Imaginez-vous, quelqu'un vous accusant d'un crime grave. La police débarque, procède à votre arrestation, porte des accusations et la Couronne décide de procéder. Vous apprenez par la suite que cette personne ne vous a pas tout fait identifié. Disons qu'à 60%, ça vous ressemble quand même un peu. Mais les policiers ont pris la décision de continuer l'affaire et la Couronne de tenter sa chance. Ne riez pas, ça s'est vu! Il y a des causes qui se sont fait démolir à la Cour. Ça démolit aussi votre vie. Il faut comprendre que la preuve est aussi solide que le maillon le plus faible. La loi est ainsi faite: « Il vaut mieux laisser partir un accusé faute de preuves que de détenir un innocent ».
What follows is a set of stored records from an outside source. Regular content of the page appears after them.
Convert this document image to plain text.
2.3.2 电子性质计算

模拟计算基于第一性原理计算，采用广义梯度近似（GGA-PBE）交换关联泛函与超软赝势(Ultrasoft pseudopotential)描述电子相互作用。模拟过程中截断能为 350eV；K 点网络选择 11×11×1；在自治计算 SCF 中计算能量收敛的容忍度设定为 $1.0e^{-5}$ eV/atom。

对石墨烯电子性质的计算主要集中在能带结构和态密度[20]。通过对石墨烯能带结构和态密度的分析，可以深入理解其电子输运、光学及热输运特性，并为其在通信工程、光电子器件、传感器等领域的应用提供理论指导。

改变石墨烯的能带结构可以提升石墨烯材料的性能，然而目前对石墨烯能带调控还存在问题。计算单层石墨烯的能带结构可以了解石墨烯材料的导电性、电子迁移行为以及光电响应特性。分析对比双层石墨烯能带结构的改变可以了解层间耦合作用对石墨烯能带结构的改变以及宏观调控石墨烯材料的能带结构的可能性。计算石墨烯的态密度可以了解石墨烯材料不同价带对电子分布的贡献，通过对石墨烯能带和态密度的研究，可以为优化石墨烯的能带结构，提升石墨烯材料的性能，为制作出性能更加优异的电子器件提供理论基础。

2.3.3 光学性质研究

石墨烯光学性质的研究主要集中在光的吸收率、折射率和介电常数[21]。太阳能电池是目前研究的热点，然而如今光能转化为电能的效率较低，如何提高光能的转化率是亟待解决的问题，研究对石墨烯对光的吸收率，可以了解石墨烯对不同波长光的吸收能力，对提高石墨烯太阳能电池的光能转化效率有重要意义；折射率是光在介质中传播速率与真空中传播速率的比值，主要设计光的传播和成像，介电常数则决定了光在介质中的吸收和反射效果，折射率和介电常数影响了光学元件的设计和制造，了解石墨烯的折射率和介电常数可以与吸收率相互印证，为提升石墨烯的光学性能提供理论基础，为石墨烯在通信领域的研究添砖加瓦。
Dans ce cas précis, les policiers du SPVM ne connaissent ni d'Ève ni d'Adam, les policiers impliqués. Pouvons-nous imaginer qu'ils puissent risquer leur carrière pour sauver la peau d'un flic qu'ils ne reverront pas. L'affaire est trop médiatisée et politisée pour prendre ce risque.

Je suis persuadé que des choses sont arrivées, que des gestes ont été posés. Des gestes déplacés? Possible. Des gestes peu respectueux? Probablement. Mais si les victimes ne peuvent identifier l'agresseur et qu'il n'y a aucun moyen autre que sa déclaration, que faire?
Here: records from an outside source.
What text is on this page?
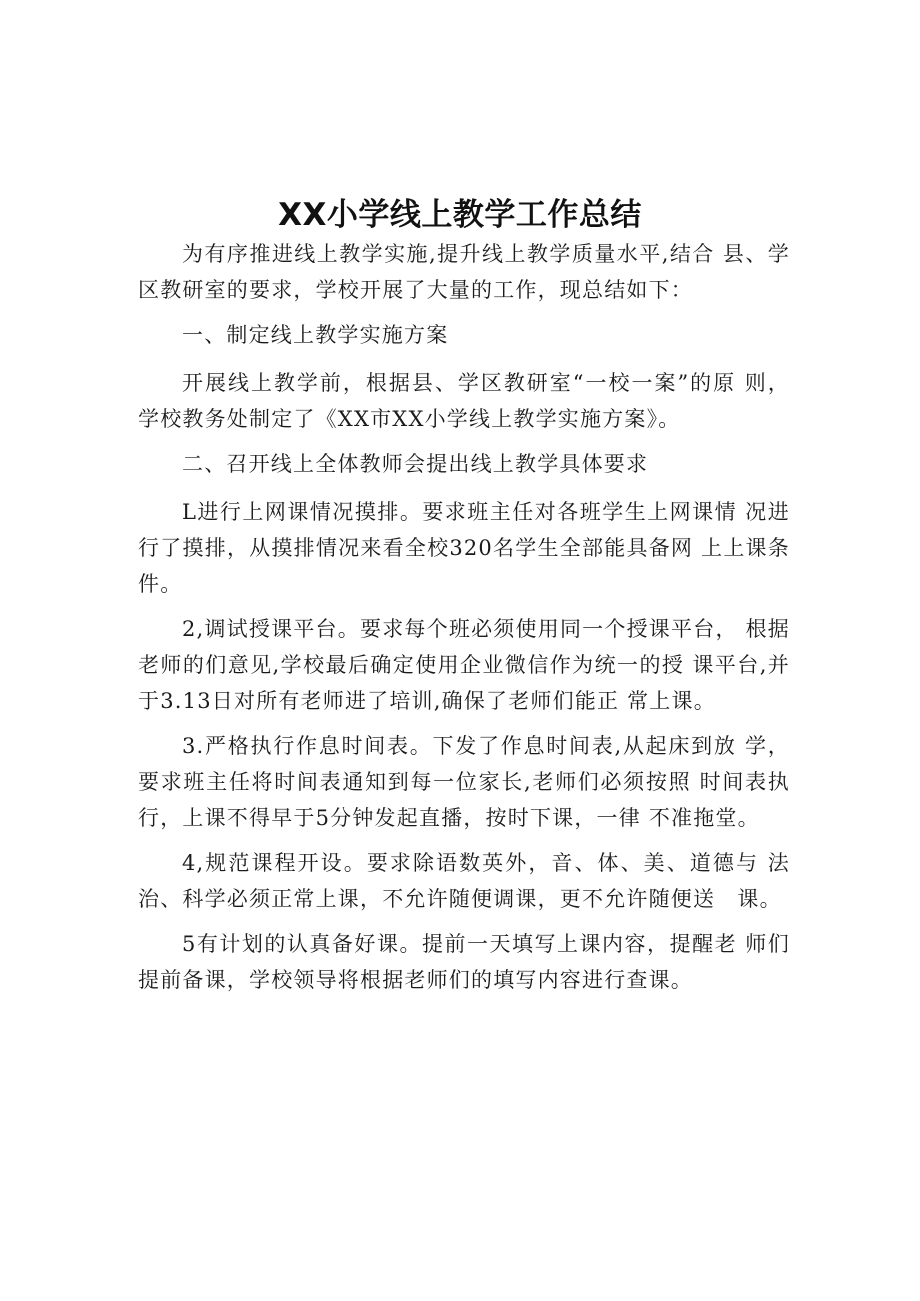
XX小学线上教学工作总结

为有序推进线上教学实施,提升线上教学质量水平,结合 县、学区教研室的要求，学校开展了大量的工作，现总结如下：

一、制定线上教学实施方案

开展线上教学前，根据县、学区教研室“一校一案”的原 则，学校教务处制定了《XX市XX小学线上教学实施方案》。

二、召开线上全体教师会提出线上教学具体要求

L进行上网课情况摸排。要求班主任对各班学生上网课情 况进行了摸排，从摸排情况来看全校320名学生全部能具备网 上上课条件。

2,调试授课平台。要求每个班必须使用同一个授课平台， 根据老师的们意见,学校最后确定使用企业微信作为统一的授 课平台,并于3.13日对所有老师进了培训,确保了老师们能正 常上课。

3.严格执行作息时间表。下发了作息时间表,从起床到放 学，要求班主任将时间表通知到每一位家长,老师们必须按照 时间表执行，上课不得早于5分钟发起直播，按时下课，一律 不准拖堂。

4,规范课程开设。要求除语数英外，音、体、美、道德与 法治、科学必须正常上课，不允许随便调课，更不允许随便送　课。

5有计划的认真备好课。提前一天填写上课内容，提醒老 师们提前备课，学校领导将根据老师们的填写内容进行查课。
On ne peut obliger un accusé à passer un test de polygraphe. Pourquoi forcer un policier et ne pas le faire avec un citoyen? La loi est pour tout le monde et un polygraphe n'a pas de portée légale.

Les procureurs de la Couronne ont étudié les preuves et les déclarations des unes et des autres. Ils auraient pu porter des accusations pour faire plaisir au peuple, mais personne ne veut voir son travail mis en cause et déchiqueté par la défense.

Il reste au gouvernement l'avenue d'une enquête publique, qui viendra s'ajouter aux autres enquêtes publiques, et qui finira par des recommandations peu suivies. Et probablement par quelques subventions en guise de dédommagements.

Les policiers de la SQ ne seront jamais les bienvenus dans ces réserves. Alors, pourquoi ne pas créer une police autochtone sous l'égide de la SQ. Une police formée, éduquée, ayant connaissance des us et coutumes. Plus facile à dire qu'à faire.

Il nous reste à attendre ce qui va ressortir de toute cette enquête. Je n'ai personnellement pas de grandes attentes, un « tsoin tsoin » politique, de belles paroles, peu d'actes. Les autochtones de Val-D'Or ne votent pas, ou si peu. Ils n'ont que peu de poids. Bientôt d'autres scandales viendront faire oublier celui-ci et la vie reprendra son cours.